I’m getting quite good at the roll-on roll-off ferries, this is my 4th or 5th one. We pull out on schedule but actually I don’t even notice when we move it is that calm. Our route takes us around to the best of the southenmost island Hoy and into the Scapa Flow a huge protected inlet that was a naval base in the WW2 and provides so rare protected waters in this rough part of the Atlantic/North sea.

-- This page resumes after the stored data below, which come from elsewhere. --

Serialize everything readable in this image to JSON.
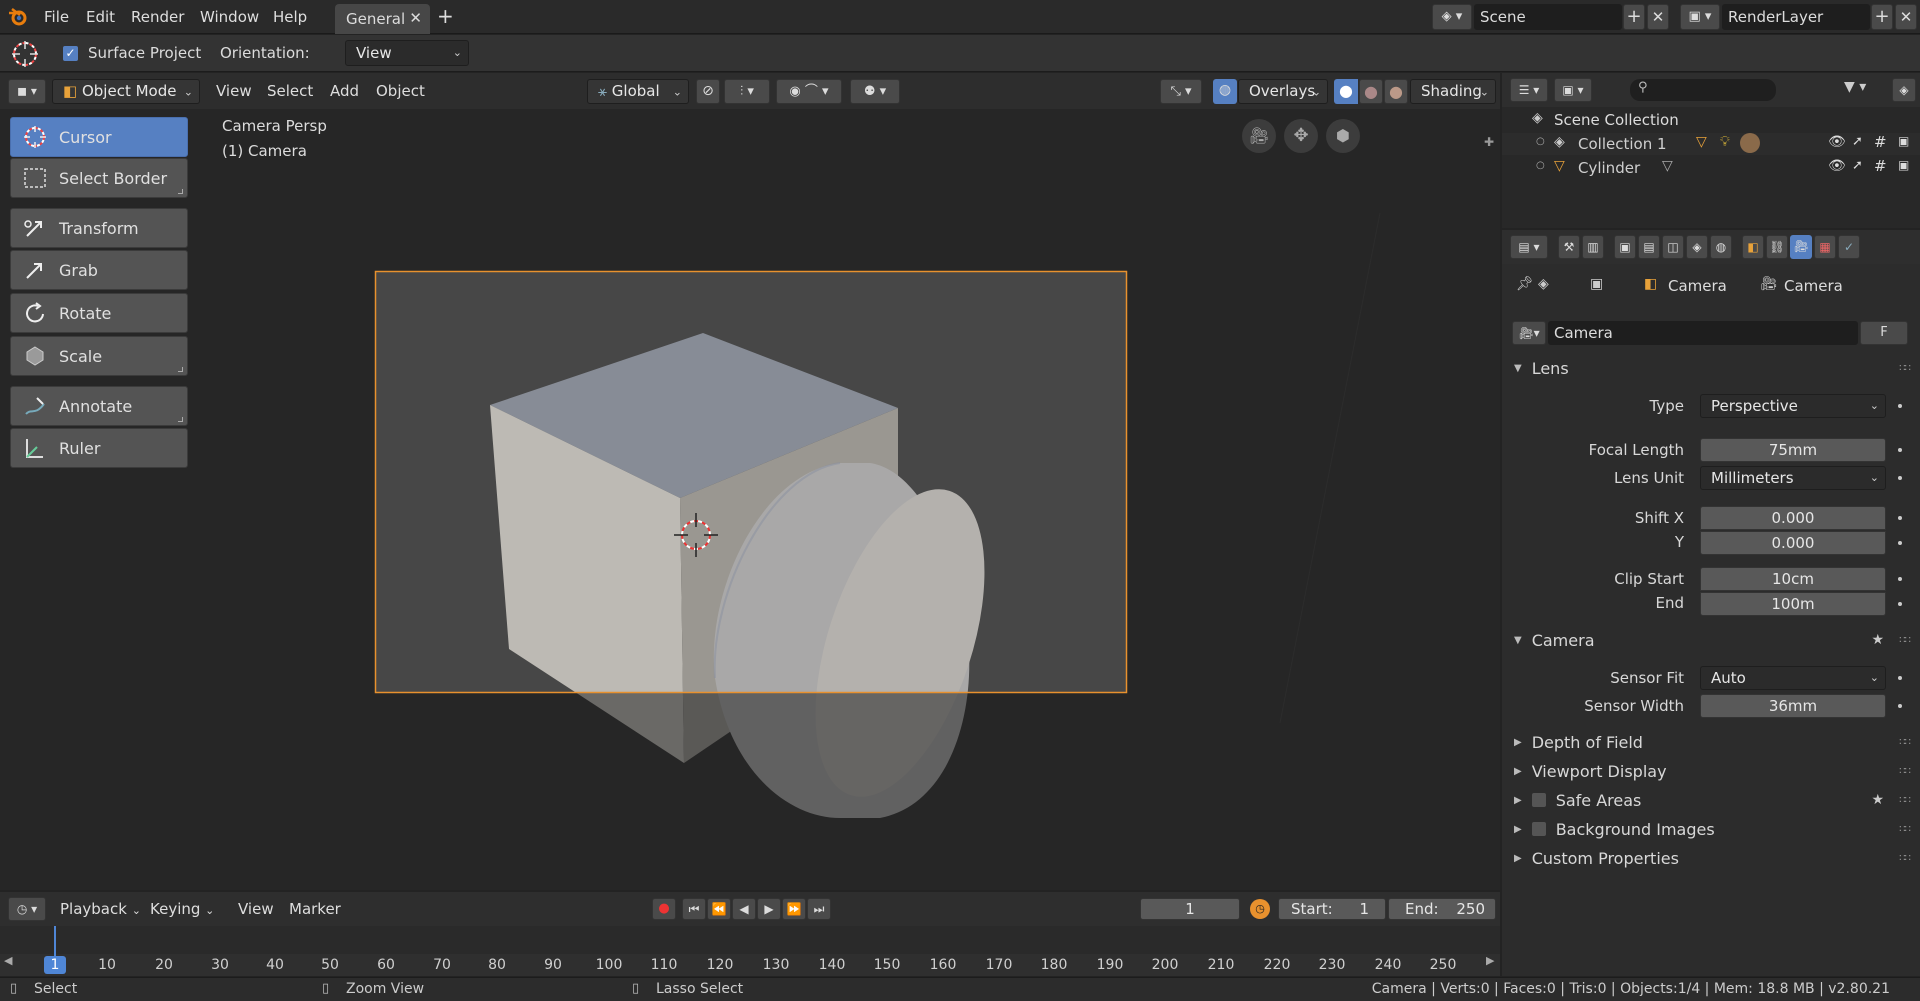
{
  "menubar": {
    "items": [
      "File",
      "Edit",
      "Render",
      "Window",
      "Help"
    ],
    "workspace_tab": "General",
    "scene_label": "Scene",
    "layer_label": "RenderLayer"
  },
  "tool_settings": {
    "surface_project_label": "Surface Project",
    "surface_project_checked": true,
    "orientation_label": "Orientation:",
    "orientation_value": "View"
  },
  "viewport_header": {
    "mode": "Object Mode",
    "menus": [
      "View",
      "Select",
      "Add",
      "Object"
    ],
    "transform_orientation": "Global",
    "overlays": "Overlays",
    "shading": "Shading"
  },
  "toolbar": {
    "tools": [
      "Cursor",
      "Select Border",
      "Transform",
      "Grab",
      "Rotate",
      "Scale",
      "Annotate",
      "Ruler"
    ],
    "active": "Cursor"
  },
  "viewport": {
    "view_name": "Camera Persp",
    "object_name": "(1) Camera"
  },
  "outliner": {
    "root": "Scene Collection",
    "items": [
      "Collection 1",
      "Cylinder"
    ]
  },
  "properties": {
    "breadcrumb": [
      "Camera",
      "Camera"
    ],
    "datablock": "Camera",
    "fake_user": "F",
    "lens": {
      "title": "Lens",
      "type_label": "Type",
      "type_value": "Perspective",
      "focal_label": "Focal Length",
      "focal_value": "75mm",
      "unit_label": "Lens Unit",
      "unit_value": "Millimeters",
      "shiftx_label": "Shift X",
      "shiftx_value": "0.000",
      "shifty_label": "Y",
      "shifty_value": "0.000",
      "clipstart_label": "Clip Start",
      "clipstart_value": "10cm",
      "clipend_label": "End",
      "clipend_value": "100m"
    },
    "camera": {
      "title": "Camera",
      "fit_label": "Sensor Fit",
      "fit_value": "Auto",
      "width_label": "Sensor Width",
      "width_value": "36mm"
    },
    "collapsed": [
      "Depth of Field",
      "Viewport Display",
      "Safe Areas",
      "Background Images",
      "Custom Properties"
    ]
  },
  "timeline": {
    "menus": [
      "Playback",
      "Keying",
      "View",
      "Marker"
    ],
    "current_frame": "1",
    "start_label": "Start:",
    "start_value": "1",
    "end_label": "End:",
    "end_value": "250",
    "ticks": [
      "1",
      "10",
      "20",
      "30",
      "40",
      "50",
      "60",
      "70",
      "80",
      "90",
      "100",
      "110",
      "120",
      "130",
      "140",
      "150",
      "160",
      "170",
      "180",
      "190",
      "200",
      "210",
      "220",
      "230",
      "240",
      "250"
    ]
  },
  "statusbar": {
    "select": "Select",
    "zoom": "Zoom View",
    "lasso": "Lasso Select",
    "info": "Camera | Verts:0 | Faces:0 | Tris:0 | Objects:1/4 | Mem: 18.8 MB | v2.80.21"
  },
  "colors": {
    "accent": "#5680c2",
    "camera_frame": "#e8912e",
    "active_frame": "#4f86d6"
  }
}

Churchill used POW labour to link three of the islands together with a series of causeways in WW2, and reduce the escape routes presumably (there was a museum about this but war is not really my thing!) What was quaint was that a whole lot of Italian prisoners were shipped to Orkney; they didn’t know what had hit them but got permission to convert a couple of barracks into a church – which is still there today and flying the Italian flag.
So what is it like?
Well there are no trees and it is gently rolling countryside with a lot of livestock and stone walls and a few cliff faces and crashing waves. There are not many people, 12,000 on all the islands, mostly concentrated on a town called Kirkwell on the mainland. The locals do sound different from the Scots generally, a broad, sing-song type accent. There was ok internet – (after saying here was none on the website when I booked) I was a little disappointed not to be completely off the grid.
I wandered around all of this coast looking for puffins but they had just left for the year even in these northern parts. Haven’t seen a puffin yet, so will have to settle for a tea towel!
And finally in the centre of the island sitting in some farmland is the famous stone henge circle of Brodgar. Impressive at 104m diameter and prettily surrounded by purple heather at this time of year.